A CLOSER LOOK: nursing homes & COVID-19; total deaths 2,018

A Closer Look

Health visitor and a senior woman during nursing home visit. Getty Images.

ARKANSAS (KNWA/KFTA) — The Arkansas Department of Health (ADH) reported no deaths at nursing homes across the state for the week of April 19 through April 26.

Also, from March 29 through April 12th there were no reported deaths by ADH.

During the week of April 12 through April 19 there were 16 deaths.

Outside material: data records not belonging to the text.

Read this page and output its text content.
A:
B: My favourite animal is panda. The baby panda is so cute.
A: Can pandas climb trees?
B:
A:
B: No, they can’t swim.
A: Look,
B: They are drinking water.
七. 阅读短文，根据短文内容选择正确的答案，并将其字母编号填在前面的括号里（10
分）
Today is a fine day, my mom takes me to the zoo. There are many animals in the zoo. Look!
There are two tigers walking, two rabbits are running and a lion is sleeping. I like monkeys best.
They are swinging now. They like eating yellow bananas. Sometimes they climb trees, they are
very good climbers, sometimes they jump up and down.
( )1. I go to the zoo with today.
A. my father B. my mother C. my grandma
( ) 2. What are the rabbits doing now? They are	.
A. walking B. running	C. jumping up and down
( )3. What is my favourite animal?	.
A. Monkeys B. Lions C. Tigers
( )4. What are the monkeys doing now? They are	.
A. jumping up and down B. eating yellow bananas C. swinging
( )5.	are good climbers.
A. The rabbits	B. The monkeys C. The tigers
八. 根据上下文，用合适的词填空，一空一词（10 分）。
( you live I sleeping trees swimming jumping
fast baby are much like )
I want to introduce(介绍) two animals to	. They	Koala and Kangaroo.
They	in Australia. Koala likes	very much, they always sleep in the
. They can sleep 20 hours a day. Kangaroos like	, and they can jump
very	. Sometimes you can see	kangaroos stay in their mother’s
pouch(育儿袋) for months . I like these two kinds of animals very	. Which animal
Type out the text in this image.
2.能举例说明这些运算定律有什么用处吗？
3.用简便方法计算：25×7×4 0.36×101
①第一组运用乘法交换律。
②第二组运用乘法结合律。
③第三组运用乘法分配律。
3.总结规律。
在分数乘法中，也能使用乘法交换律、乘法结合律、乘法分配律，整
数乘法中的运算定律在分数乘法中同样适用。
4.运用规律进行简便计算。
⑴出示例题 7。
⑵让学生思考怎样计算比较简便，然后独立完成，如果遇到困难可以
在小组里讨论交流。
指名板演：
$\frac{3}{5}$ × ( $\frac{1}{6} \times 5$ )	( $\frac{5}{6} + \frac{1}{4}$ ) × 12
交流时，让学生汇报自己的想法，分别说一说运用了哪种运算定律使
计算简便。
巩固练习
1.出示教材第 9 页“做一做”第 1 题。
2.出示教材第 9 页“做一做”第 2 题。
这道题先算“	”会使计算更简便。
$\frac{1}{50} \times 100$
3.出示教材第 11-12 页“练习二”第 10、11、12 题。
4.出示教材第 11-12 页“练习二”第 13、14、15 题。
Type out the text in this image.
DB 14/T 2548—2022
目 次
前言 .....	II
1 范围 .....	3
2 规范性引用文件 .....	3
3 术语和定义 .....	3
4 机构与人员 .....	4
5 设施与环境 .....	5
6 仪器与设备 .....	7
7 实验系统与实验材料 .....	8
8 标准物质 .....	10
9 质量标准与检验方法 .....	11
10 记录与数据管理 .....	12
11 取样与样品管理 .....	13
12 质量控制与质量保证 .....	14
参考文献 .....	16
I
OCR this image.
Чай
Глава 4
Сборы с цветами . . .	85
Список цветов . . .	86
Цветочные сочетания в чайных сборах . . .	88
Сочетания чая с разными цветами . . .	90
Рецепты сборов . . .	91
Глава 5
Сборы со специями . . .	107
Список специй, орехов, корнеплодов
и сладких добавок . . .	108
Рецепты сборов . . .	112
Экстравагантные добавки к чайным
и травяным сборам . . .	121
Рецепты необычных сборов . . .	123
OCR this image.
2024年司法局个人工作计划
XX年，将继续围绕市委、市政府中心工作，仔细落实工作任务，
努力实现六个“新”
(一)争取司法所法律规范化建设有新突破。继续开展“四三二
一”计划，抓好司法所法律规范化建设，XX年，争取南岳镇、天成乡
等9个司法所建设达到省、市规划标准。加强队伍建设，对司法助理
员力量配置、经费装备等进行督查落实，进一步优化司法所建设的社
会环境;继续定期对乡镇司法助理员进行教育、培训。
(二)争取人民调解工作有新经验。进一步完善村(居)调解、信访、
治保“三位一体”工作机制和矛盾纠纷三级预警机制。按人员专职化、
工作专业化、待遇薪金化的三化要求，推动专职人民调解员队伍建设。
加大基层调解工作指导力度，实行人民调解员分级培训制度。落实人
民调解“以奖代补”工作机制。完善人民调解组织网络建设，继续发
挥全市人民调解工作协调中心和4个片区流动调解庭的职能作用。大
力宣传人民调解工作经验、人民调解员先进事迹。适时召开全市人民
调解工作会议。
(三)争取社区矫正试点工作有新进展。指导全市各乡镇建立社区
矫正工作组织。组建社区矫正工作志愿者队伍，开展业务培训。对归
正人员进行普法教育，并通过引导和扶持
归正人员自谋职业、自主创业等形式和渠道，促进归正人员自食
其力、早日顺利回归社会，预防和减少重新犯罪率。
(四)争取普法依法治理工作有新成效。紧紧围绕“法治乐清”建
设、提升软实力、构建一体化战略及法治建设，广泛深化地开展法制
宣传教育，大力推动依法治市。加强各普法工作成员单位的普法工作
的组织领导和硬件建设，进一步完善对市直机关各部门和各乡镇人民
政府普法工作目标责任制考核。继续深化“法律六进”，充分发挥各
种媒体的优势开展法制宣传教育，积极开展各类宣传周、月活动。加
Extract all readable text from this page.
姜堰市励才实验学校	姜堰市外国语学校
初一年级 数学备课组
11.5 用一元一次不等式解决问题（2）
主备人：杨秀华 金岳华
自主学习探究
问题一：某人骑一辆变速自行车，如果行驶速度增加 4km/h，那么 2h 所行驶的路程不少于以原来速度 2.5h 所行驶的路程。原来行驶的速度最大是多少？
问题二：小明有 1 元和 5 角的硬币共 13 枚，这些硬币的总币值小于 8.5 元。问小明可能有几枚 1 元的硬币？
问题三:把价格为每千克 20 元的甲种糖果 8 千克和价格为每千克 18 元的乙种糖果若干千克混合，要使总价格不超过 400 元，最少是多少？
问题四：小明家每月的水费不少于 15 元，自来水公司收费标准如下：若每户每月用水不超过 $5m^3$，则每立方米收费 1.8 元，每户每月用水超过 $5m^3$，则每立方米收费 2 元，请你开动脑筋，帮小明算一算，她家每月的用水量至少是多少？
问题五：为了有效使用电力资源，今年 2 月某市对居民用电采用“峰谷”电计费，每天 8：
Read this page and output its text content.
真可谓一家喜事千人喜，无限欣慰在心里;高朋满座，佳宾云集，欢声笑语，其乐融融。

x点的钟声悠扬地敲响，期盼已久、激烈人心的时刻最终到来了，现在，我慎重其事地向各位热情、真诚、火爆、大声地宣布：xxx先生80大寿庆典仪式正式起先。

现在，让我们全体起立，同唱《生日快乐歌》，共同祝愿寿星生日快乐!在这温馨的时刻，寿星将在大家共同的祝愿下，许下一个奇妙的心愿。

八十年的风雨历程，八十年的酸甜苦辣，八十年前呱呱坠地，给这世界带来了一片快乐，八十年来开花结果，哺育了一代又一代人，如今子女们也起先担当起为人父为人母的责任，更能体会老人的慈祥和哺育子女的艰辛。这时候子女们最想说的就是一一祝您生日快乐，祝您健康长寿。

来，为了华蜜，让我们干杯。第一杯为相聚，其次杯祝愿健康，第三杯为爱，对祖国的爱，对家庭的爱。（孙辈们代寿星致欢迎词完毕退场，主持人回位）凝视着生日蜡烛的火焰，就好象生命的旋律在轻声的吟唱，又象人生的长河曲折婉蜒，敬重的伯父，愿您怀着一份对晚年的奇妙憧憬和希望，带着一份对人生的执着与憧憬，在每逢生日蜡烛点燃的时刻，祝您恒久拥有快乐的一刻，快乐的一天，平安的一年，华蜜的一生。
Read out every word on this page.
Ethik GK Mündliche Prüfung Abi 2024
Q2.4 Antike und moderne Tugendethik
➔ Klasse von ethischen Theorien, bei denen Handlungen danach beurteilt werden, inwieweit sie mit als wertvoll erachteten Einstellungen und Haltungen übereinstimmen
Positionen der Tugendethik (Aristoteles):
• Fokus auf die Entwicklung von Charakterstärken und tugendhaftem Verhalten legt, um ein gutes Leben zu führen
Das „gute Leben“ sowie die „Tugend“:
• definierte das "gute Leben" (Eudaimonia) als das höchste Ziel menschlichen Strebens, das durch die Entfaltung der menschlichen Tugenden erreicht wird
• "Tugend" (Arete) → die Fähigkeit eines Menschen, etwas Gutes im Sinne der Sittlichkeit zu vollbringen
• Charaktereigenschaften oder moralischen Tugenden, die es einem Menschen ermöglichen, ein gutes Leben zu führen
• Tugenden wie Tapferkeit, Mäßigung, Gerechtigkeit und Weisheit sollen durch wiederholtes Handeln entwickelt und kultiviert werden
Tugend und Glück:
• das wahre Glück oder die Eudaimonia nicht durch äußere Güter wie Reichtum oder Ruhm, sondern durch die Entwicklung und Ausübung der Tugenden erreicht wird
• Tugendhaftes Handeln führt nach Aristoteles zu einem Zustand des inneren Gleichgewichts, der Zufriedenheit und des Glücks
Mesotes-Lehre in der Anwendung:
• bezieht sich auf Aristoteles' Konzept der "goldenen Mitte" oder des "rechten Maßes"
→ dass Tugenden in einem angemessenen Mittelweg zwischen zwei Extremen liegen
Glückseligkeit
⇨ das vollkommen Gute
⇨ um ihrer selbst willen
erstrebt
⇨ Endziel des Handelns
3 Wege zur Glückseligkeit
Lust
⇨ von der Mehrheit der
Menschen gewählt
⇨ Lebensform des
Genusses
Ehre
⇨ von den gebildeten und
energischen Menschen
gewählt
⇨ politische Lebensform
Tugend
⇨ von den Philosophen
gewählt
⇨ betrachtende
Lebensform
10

  • Alcoa Pines Health & Rehab., Saline County: 4 deaths
  • Belevedere Nursing Home, Miller County: 1 death
  • Cavalier Healthcare of England, Lonoke County: 1 death
  • Cave City Nursing Home, Sharp County: 1 death (16 total)
  • Cottage Lane Health & Rehab, Pulaski County: 3 deaths (22 total)
  • Crestpark of Marianna, Lee County: 2 deaths (9 total)
  • Elmcroft of Maumelle, Pulaski County: 4 deaths
  • Elmcroft of Mountain Home, Baxter County: 1 death (6 total)
  • Good Shepherd Community, Pulaski County 1 death (17 total)
  • 18 deaths are on this list, 2 are carried over from March 29; ADH had 16 reported deaths.

The ADH’s April 26 nursing home report shows 2,018 cumulative deaths at more than 300 facilities and nearly 23,000 residents and staff became infected with the virus.

CDC: Fully vaccinated adults, 65 and older, are 94% less likely to be hospitalized with COVID-19

The CDC looked at both mRNA COVID-19 vaccines, Pfizer-BioNTech and Moderna.

People who were partially vaccinated were 64% less likely to be hospitalized with COVID-19. Partially vaccinated meant that people got the shot two weeks after their first dose of mRNA vaccine, and fully vaccinated two weeks after their second dose.

These are the first real-world findings in the United States confirming clinical trial data showing mRNA vaccines prevent severe COVID-19 illness. The findings provide additional support for CDC’s recommendation for COVID-19 vaccination among people 65 and older in the U.S. population under the Emergency Use Authorization (EUA) for the applicable COVID-19 vaccine as the risk for severe illness with COVID-19 increases with age, with older adults at highest risk.

“These findings are encouraging and welcome news for the two-thirds of people aged 65 and up who are already fully vaccinated,” said CDC Director Rochelle P. Walensky, MD, MPH. “COVID-19 vaccines are highly effective and these real-world findings confirm the benefits seen in clinical trials, preventing hospitalizations among those most vulnerable. The results are promising for our communities and hospitals. As our vaccination efforts continue to expand, COVID-19 patients will not overwhelm health care systems – leaving hospital staff, beds, and services available for people who need them for other medical conditions.”

The assessment looked at hospitalizations in two U.S. hospital networks covering 24 hospitals in 14 states.